Le bajamos el fuego y lo tenemos chup chup unos 15 minutos. En mi caso, una vez pasado este tiempo he batido todo, para que la salsa quede más uniforme.

Mientras tanto,en otra sartén, doramos el pescado con un pelín de AOVE. No hacemos el pescado mucho pues no lo vamos a consumir de forma inmediata,y cuando lo vayamos a comer tendremos que calentarlo, y se seguirá haciendo.

Acompañaremos de arroz cocido.

Es un plato que permite su congelación, si lo vais a hacer os recomiendo que lo hagáis a la más baja temperatura que os permita vuestro congelador (-30º es lo deseable, a esa temperatura llegan los congeladores de 4*). Si tenéis botón de congelación rápida pulsadlo.

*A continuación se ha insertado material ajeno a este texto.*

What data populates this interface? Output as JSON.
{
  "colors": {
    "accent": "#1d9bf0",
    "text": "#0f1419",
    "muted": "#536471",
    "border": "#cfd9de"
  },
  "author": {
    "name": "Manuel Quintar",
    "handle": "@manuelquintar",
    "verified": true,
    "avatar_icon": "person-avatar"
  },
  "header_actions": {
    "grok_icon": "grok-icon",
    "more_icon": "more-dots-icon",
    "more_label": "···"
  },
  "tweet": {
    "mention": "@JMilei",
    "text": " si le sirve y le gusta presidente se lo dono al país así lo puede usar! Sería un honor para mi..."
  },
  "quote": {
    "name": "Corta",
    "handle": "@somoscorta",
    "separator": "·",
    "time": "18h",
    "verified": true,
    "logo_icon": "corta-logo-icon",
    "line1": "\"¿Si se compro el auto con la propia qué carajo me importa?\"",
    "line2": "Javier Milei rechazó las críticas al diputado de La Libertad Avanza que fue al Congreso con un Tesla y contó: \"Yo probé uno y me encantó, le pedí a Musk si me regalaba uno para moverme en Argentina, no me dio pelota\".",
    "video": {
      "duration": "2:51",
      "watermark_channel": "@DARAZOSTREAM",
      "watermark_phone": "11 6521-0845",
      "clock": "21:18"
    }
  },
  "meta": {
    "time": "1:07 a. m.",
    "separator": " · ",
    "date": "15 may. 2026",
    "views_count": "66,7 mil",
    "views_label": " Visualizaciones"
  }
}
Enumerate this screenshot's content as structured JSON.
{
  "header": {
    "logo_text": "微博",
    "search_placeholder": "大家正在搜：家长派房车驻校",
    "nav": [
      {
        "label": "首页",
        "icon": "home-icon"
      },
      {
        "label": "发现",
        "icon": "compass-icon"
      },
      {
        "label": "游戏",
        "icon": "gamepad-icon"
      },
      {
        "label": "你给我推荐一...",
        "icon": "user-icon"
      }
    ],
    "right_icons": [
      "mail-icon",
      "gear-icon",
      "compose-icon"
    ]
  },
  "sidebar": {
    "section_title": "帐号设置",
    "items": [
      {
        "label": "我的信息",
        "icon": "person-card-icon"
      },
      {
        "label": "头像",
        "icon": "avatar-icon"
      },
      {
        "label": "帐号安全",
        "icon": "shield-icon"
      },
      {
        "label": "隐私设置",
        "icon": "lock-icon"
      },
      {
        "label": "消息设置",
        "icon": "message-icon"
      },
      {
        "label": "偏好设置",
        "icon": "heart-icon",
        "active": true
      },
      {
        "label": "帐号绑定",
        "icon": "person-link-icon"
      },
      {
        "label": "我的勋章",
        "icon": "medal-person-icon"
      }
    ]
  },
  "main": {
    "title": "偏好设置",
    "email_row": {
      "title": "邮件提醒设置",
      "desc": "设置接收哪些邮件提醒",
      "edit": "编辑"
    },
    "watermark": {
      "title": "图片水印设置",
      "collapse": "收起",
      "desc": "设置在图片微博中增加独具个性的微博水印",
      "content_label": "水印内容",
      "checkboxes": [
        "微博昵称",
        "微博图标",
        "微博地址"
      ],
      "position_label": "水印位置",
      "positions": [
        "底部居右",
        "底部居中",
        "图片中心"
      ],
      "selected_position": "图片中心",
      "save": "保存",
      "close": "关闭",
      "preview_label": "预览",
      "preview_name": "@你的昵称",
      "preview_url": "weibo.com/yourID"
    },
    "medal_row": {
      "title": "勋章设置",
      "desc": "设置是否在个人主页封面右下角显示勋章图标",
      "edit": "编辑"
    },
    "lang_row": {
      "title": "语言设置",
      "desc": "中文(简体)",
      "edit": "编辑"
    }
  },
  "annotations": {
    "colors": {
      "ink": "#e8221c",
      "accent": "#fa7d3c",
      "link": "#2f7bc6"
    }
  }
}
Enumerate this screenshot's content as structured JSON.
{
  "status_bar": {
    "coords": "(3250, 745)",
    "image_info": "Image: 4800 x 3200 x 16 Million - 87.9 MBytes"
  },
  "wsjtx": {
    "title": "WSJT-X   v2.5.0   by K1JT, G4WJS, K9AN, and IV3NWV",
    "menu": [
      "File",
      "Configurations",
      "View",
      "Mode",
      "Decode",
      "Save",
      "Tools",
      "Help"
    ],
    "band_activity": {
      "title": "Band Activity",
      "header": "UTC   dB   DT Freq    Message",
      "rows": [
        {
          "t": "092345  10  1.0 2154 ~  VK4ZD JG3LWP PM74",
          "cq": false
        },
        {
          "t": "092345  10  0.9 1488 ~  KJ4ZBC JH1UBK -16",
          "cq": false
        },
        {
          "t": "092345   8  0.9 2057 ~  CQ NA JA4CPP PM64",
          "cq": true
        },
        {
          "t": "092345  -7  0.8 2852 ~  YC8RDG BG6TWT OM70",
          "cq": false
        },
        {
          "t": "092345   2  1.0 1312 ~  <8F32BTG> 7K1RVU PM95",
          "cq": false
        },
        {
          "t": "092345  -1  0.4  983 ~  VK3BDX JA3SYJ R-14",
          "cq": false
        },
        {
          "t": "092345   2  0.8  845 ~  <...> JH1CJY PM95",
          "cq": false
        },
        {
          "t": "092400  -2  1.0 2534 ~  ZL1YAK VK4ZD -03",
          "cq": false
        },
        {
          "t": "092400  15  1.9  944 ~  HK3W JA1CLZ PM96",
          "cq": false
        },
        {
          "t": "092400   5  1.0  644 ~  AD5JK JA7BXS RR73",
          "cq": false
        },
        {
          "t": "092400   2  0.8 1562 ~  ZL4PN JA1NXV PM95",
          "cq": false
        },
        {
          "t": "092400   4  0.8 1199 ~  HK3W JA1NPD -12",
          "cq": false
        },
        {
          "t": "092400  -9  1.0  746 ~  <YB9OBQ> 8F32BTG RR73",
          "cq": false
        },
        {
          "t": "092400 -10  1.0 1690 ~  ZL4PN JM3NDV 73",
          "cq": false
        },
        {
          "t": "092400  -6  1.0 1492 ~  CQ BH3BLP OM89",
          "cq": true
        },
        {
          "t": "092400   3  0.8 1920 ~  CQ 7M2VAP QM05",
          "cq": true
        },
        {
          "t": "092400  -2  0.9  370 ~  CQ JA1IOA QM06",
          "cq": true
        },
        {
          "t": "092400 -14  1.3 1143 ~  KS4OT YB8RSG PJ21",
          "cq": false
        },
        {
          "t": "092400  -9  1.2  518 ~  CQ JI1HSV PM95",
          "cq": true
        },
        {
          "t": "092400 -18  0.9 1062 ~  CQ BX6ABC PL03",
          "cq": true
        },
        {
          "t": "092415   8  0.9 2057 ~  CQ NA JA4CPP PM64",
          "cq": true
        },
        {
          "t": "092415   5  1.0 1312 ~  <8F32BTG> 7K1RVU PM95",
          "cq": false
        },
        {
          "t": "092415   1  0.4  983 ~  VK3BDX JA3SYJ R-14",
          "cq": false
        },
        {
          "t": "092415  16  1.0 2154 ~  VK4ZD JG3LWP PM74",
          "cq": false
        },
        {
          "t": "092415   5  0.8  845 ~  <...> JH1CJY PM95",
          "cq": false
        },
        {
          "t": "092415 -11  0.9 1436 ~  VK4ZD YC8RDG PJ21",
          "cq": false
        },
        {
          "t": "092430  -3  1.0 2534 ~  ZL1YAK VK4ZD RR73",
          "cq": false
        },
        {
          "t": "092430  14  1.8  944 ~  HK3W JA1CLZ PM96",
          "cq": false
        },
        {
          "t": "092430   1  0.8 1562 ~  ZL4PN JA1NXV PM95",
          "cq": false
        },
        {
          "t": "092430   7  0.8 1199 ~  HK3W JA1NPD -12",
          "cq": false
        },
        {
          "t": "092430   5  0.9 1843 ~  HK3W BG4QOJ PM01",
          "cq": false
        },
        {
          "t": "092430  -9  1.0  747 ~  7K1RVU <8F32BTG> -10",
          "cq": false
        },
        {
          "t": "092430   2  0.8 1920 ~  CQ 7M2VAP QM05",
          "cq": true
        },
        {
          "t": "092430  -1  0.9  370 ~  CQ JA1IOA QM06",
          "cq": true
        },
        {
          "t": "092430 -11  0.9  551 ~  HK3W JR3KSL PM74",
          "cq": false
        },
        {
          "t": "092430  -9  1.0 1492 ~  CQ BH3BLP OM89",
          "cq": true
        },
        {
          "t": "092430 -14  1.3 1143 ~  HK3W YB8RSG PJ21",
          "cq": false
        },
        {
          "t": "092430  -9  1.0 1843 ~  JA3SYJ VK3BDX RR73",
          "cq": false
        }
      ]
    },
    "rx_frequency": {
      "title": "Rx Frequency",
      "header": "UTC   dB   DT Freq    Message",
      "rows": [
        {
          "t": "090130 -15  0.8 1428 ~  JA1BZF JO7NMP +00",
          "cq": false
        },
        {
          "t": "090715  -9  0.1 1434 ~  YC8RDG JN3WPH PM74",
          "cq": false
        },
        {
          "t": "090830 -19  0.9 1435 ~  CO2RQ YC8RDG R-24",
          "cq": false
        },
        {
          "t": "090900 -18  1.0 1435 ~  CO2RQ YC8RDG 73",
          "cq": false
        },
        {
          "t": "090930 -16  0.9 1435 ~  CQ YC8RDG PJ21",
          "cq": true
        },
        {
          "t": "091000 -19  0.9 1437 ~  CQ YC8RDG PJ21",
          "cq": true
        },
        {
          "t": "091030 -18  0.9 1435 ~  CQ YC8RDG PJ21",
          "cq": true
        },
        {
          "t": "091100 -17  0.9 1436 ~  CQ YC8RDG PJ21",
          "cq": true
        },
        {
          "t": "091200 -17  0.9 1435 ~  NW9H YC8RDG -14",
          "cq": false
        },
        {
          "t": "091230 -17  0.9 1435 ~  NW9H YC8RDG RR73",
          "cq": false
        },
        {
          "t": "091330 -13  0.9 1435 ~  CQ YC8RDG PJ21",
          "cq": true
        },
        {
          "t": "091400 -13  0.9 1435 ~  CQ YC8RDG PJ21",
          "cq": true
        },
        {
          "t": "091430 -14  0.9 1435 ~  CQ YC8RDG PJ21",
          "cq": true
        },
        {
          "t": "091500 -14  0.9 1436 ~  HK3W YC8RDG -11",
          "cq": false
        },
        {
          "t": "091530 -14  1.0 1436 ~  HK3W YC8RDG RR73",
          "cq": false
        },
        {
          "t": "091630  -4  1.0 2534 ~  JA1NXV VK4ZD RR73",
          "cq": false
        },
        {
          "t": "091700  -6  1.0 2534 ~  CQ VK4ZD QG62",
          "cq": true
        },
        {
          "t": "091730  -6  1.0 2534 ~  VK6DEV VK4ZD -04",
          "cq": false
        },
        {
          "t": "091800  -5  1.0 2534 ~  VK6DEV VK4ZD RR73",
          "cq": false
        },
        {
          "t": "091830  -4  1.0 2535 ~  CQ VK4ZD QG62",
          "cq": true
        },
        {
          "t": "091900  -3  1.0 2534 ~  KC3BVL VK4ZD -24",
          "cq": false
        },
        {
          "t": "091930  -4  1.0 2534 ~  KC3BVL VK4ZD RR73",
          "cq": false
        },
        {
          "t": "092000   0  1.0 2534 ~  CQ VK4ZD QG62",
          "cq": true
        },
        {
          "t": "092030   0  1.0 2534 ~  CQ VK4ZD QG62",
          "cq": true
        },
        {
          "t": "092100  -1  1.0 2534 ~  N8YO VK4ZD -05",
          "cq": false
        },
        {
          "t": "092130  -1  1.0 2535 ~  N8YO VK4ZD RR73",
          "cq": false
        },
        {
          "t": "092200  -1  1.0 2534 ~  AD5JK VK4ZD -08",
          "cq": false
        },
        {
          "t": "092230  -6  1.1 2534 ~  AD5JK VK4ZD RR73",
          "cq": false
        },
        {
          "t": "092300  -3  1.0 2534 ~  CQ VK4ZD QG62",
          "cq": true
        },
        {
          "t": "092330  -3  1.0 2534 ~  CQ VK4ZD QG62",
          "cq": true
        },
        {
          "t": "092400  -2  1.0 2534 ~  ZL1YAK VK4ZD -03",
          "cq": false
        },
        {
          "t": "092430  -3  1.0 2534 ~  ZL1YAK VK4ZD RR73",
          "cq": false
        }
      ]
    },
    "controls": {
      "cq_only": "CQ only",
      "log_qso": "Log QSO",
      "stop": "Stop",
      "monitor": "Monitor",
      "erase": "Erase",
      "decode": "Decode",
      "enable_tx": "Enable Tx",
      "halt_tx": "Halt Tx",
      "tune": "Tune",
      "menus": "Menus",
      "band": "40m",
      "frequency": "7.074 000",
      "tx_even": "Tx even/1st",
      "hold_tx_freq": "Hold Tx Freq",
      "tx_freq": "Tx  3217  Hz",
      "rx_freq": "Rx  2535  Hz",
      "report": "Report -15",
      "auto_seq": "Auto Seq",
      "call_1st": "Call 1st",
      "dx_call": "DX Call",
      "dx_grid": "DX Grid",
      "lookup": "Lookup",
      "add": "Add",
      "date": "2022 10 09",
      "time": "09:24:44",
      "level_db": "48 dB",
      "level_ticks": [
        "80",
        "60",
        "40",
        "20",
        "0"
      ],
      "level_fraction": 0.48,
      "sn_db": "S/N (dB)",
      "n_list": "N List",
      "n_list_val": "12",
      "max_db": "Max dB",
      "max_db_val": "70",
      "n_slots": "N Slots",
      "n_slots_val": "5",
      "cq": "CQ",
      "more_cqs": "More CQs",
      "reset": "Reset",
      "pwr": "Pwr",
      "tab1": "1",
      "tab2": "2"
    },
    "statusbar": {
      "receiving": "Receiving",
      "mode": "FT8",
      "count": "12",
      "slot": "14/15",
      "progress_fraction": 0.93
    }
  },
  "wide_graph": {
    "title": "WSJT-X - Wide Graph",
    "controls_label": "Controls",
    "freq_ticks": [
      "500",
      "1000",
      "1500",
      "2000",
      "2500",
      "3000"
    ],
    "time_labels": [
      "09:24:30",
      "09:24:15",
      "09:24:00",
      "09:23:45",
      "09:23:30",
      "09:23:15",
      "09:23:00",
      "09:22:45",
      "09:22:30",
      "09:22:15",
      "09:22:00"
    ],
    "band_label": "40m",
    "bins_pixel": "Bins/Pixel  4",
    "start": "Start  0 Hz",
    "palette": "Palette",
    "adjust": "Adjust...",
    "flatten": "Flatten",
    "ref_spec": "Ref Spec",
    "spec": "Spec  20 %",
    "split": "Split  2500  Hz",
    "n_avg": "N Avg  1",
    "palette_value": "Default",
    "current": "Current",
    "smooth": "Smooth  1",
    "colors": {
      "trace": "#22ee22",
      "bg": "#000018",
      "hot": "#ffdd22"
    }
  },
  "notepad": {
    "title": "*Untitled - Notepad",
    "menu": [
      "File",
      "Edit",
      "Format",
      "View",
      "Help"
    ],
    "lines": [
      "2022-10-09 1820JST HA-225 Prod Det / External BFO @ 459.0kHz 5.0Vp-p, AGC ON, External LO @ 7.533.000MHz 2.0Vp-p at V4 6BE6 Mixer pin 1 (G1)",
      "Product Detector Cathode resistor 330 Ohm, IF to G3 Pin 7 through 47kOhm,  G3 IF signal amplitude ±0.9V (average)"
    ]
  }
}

Congelar significa enfriar las partículas de agua que contiene el alimento en cuestión. Si conseguimos enfriar estas partículas de la manera más rápida posible conseguiremos que el alimento no se vea dañado y luego lo podamos consumir tranquilamente con la misma textura que si fuera fresco.

En el caso de la proteína animal, al congelar de forma rápida evitamos que las cristalizaciones de agua rompan el músculo de la carne, y con ello nos aseguramos de que a la hora de consumirlo no lo distinguiremos de un producto no congelado.